Tuesday, June 26th, 2012
Interesting ZH article
On The Verge Of A Historic Inversion In Shadow Banking
This is an interesting article which details something I’ve been curious about – a correlation between what I’d term the shadow money supply and FED action. I’m wondering if this analysis is correct – the FED buys up what I’d term a hard asset, say for example a mortgage backed security (a mortgage basically) from a bank or investment firm. Now normally if this type of transaction were occurring entirely in the private sector, when a bank purchases an asset like this, they would then go out and buy an insurance policy on the asset (a CDS?). The company (say AIG?) that sells the policy doesn’t need collateral (deposits) to cover a loss on the policy. So in effect, money is printed – the bank owns an asset with little risk of loss, meaning they can continue to invest (risk) the value of the asset in other areas, and AIG simply sits back and preys nothing goes wrong.
Looking back at the FED scenario, if the FED buys the asset no insurance policy will be issued so the value of the asset will not be reinvested back into the markets. Within the private sector this set of transactions creates money, but when the FED gets involved net new money creation is ~zero.
If this is all basically correct, then for every dollar the FED prints to buy assets like MBS, an equal amount of money is removed from the money supply – resulting in a net zero change. Hence, no inflation.
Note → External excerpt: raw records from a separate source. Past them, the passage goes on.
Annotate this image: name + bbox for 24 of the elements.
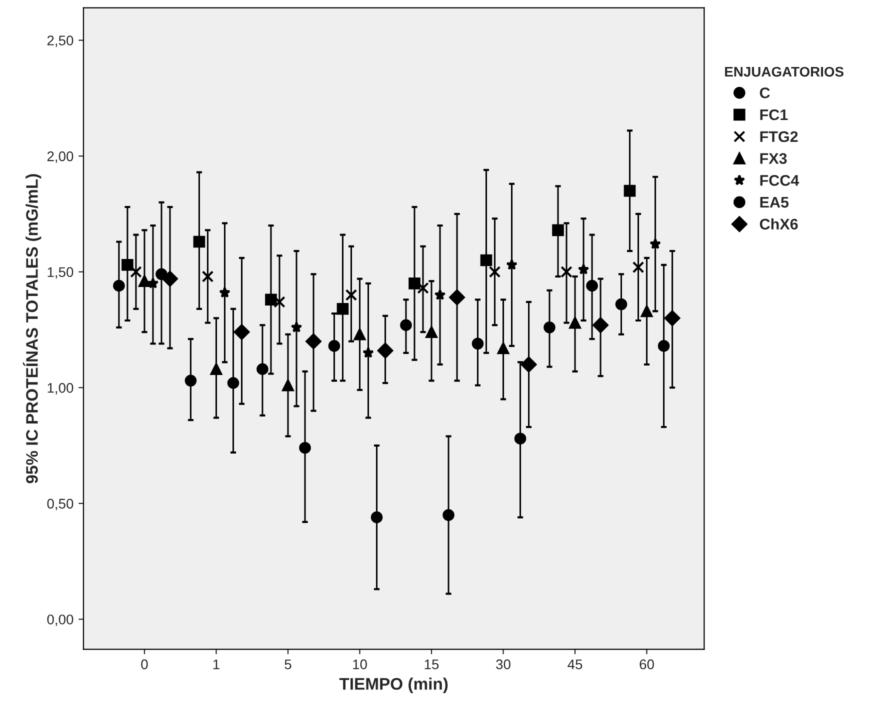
legend-label: FX3 (760, 153, 787, 164)
x-tick-label: 5 (284, 660, 292, 670)
x-tick-label: 60 (640, 659, 654, 670)
legend-label: ChX6 (760, 218, 798, 230)
x-axis-title: TIEMPO (min) (339, 678, 448, 694)
x-tick-label: 0 (141, 659, 148, 670)
legend-label: C (760, 87, 770, 98)
y-tick-label: 0,50 (47, 498, 74, 510)
y-tick-label: 1,50 (48, 267, 74, 279)
legend-title: ENJUAGATORIOS (725, 66, 844, 77)
y-tick-label: 2,00 (47, 151, 74, 163)
y-tick-label: 0,00 (47, 614, 74, 626)
legend-label: FTG2 (760, 131, 798, 142)
x-tick-label: 10 (353, 659, 367, 670)
legend-label: FC1 (760, 109, 788, 120)
legend-label: FCC4 (760, 175, 800, 186)
y-tick-label: 1,00 (48, 382, 74, 394)
x-tick-label: 45 (568, 660, 582, 670)
y-tick-label: 2,50 (47, 36, 74, 48)
legend-label: EA5 (760, 197, 789, 208)
x-tick-label: 1 (213, 660, 220, 670)
x-tick-label: 30 (496, 659, 510, 670)
y-axis-title: 95% IC PROTEÍNAS TOTALES (mG/mL) (22, 174, 42, 484)
x-tick-label: 15 (424, 660, 439, 670)
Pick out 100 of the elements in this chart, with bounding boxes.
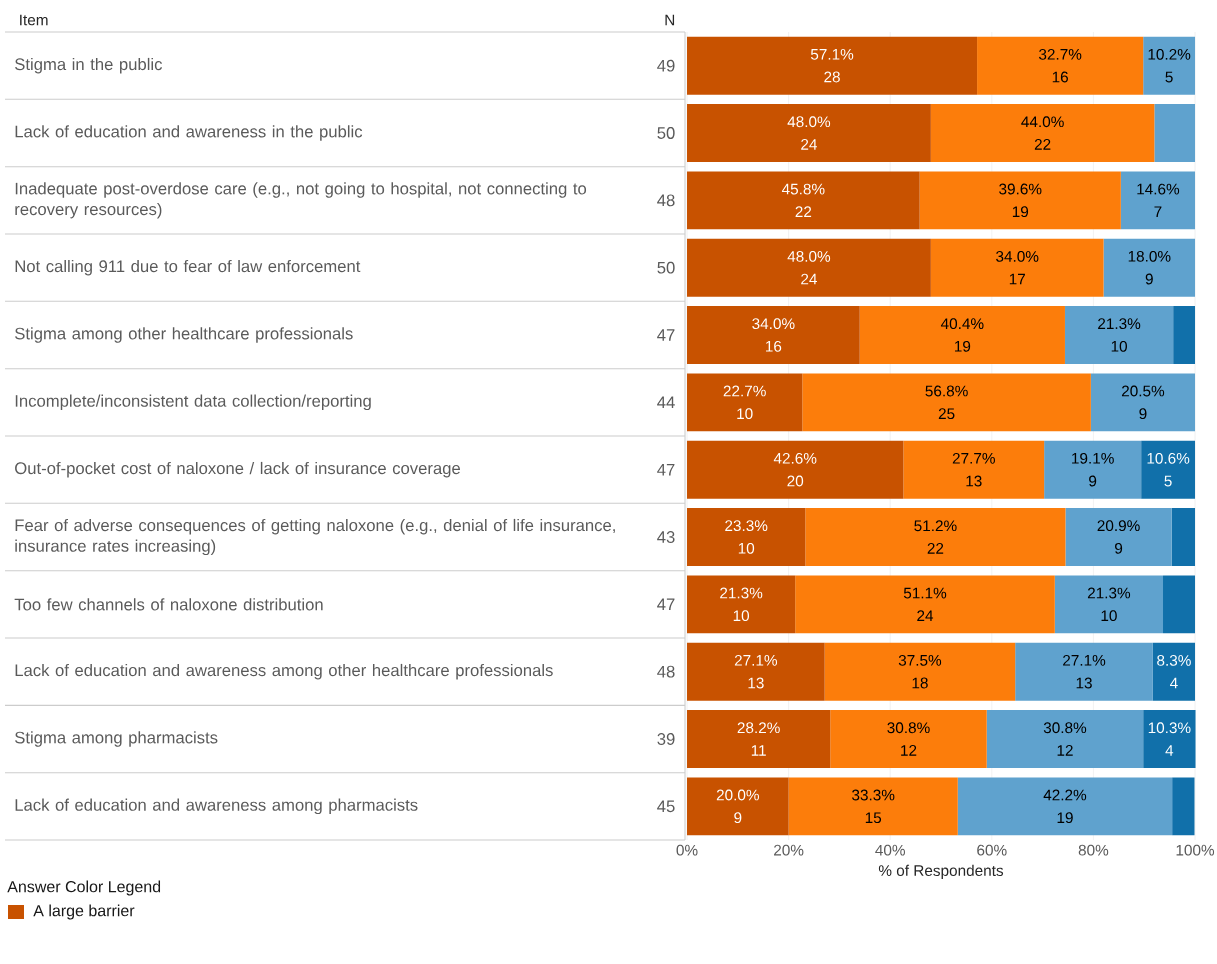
bar: [930, 104, 1155, 162]
legend-label: A large barrier: [33, 904, 135, 920]
x-tick-label: 0%: [676, 844, 698, 856]
text: 10.3%: [1148, 722, 1191, 734]
bar: [795, 575, 1055, 634]
text: 22: [1034, 138, 1051, 150]
text: 5: [1164, 475, 1172, 487]
y2-tick-label: 48: [657, 665, 675, 678]
y2-tick-label: 47: [657, 463, 675, 476]
bar: [687, 306, 860, 364]
y2-tick-label: 44: [657, 396, 675, 409]
text: 33.3%: [852, 789, 895, 801]
text: 37.5%: [898, 654, 942, 666]
y2-tick-label: 49: [657, 59, 675, 72]
bar: [1141, 440, 1196, 499]
bar: [687, 508, 806, 566]
text: 16: [766, 340, 782, 352]
bar: [1171, 508, 1196, 566]
bar: [919, 171, 1121, 230]
y-tick-label: Lack of education and awareness in the public: [15, 125, 363, 141]
text: 12: [1057, 744, 1073, 756]
y-axis-title: Item: [20, 14, 48, 26]
text: 42.6%: [773, 452, 817, 464]
bar: [1065, 508, 1172, 566]
y2-tick-label: 39: [657, 733, 675, 745]
bar: [930, 238, 1104, 297]
bar: [687, 440, 904, 499]
text: 30.8%: [1043, 722, 1087, 734]
text: 9: [1115, 542, 1123, 554]
text: 10: [733, 610, 750, 622]
bar: [824, 642, 1016, 701]
text: 17: [1009, 273, 1025, 285]
bar: [687, 104, 931, 162]
text: 23.3%: [725, 520, 768, 532]
text: 18: [912, 677, 928, 689]
text: 14.6%: [1137, 183, 1180, 195]
text: 7: [1154, 206, 1162, 218]
bar: [1054, 575, 1164, 634]
y2-tick-label: 47: [657, 329, 675, 341]
text: 10: [1101, 610, 1117, 622]
y2-tick-label: 45: [657, 800, 675, 813]
y-tick-label: Out-of-pocket cost of naloxone / lack of insurance coverage: [15, 461, 460, 478]
text: 20: [787, 475, 804, 487]
bar: [687, 710, 831, 768]
text: 27.7%: [952, 452, 995, 464]
legend-title: Answer Color Legend: [7, 880, 161, 896]
x-tick-label: 100%: [1176, 844, 1215, 856]
bar: [687, 36, 978, 95]
text: 28: [824, 71, 840, 83]
text: 44.0%: [1021, 116, 1064, 128]
bar: [1103, 238, 1196, 297]
y-tick-label: Too few channels of naloxone distribution: [14, 598, 323, 611]
text: 19: [1012, 206, 1029, 218]
text: 48.0%: [787, 250, 831, 262]
text: 4: [1165, 745, 1174, 756]
text: 27.1%: [734, 654, 778, 666]
y2-tick-label: 43: [657, 531, 675, 543]
text: 21.3%: [1098, 318, 1141, 330]
text: 10.6%: [1147, 452, 1190, 464]
text: 22: [927, 542, 944, 554]
text: 15: [865, 812, 882, 824]
text: 45.8%: [781, 183, 825, 195]
bar: [805, 508, 1066, 566]
bar: [788, 777, 958, 836]
y2-tick-label: 50: [657, 127, 675, 139]
bar: [977, 36, 1144, 95]
x-tick-label: 80%: [1078, 844, 1109, 856]
text: 56.8%: [925, 385, 968, 397]
bar: [1172, 777, 1195, 836]
bar: [859, 306, 1065, 364]
x-tick-label: 60%: [977, 844, 1007, 856]
bar: [802, 373, 1091, 432]
text: 20.9%: [1097, 520, 1140, 532]
text: 20.0%: [716, 789, 759, 801]
y-tick-label: Stigma among pharmacists: [15, 731, 218, 747]
bar: [1152, 642, 1196, 701]
text: 24: [917, 610, 934, 621]
y-tick-label: Stigma among other healthcare professionals: [15, 327, 353, 343]
y-tick-label: Inadequate post-overdose care (e.g., not going to hospital, not connecting to recovery resources): [15, 182, 587, 219]
text: 8.3%: [1157, 654, 1191, 666]
y-tick-label: Lack of education and awareness among other healthcare professionals: [15, 663, 553, 680]
bar: [1120, 171, 1196, 230]
text: 22: [795, 206, 812, 218]
text: 20.5%: [1121, 385, 1165, 397]
bar: [1064, 306, 1174, 364]
text: 16: [1052, 71, 1068, 83]
text: 34.0%: [996, 250, 1039, 262]
text: 13: [748, 677, 764, 689]
text: 24: [801, 138, 817, 150]
bar: [957, 777, 1173, 836]
text: 4: [1170, 677, 1178, 689]
text: 25: [938, 408, 955, 420]
y-tick-label: Stigma in the public: [15, 57, 162, 74]
y2-tick-label: 50: [657, 261, 675, 274]
text: 9: [734, 812, 742, 824]
text: 28.2%: [737, 722, 780, 734]
text: 51.1%: [903, 587, 947, 599]
bar: [1143, 710, 1196, 768]
bar: [687, 171, 920, 230]
text: 48.0%: [787, 116, 831, 128]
One thing in the article isn’t clear to me -
Said inflation buffer, however, is getting smaller and smaller every quarter, and at this rate, shadow banking as a transformational conduit will completely disappear in a few short years, at which point everything will be in the hands of fickle depositors.
Why is this assumption made? Once things begin to calm down, wouldn’t the investment banks of the world, and the AIGs, go risk-on again? Has something changed that prevents them from doing so? The SBN graph in the ZH article appears to reflect a bottoming process is taking place, so at some point an increase in money printing through non-deposit backed credit will resume. But maybe I’m missing something that will prevent that.
Overall what this seems to indicate is that the FED’s QE initiatives were doomed to fail from the start.
One other thought, due to the inherent money printing in these types of transaction isn’t there an inflationary risk tied to the FED unwinding its portfolio by selling assets back into the private sector? If the FED really wants to create inflation, shouldn’t it start selling assets now while we are still experiencing deflationary headwinds, or does the FED want to keep all that money printing potential out of the markets? Also, wouldn’t waiting to unwind ultimately exacerbate future inflationary forces? Overall current FED policy seems rather flawed to me.
addendum: In thinking about this a bit more, if the bank sells the asset to the FED, it receives newly minted money in return, which it can then invest. So maybe the insurance portion isn’t needed to print and the net creation of money is still positive?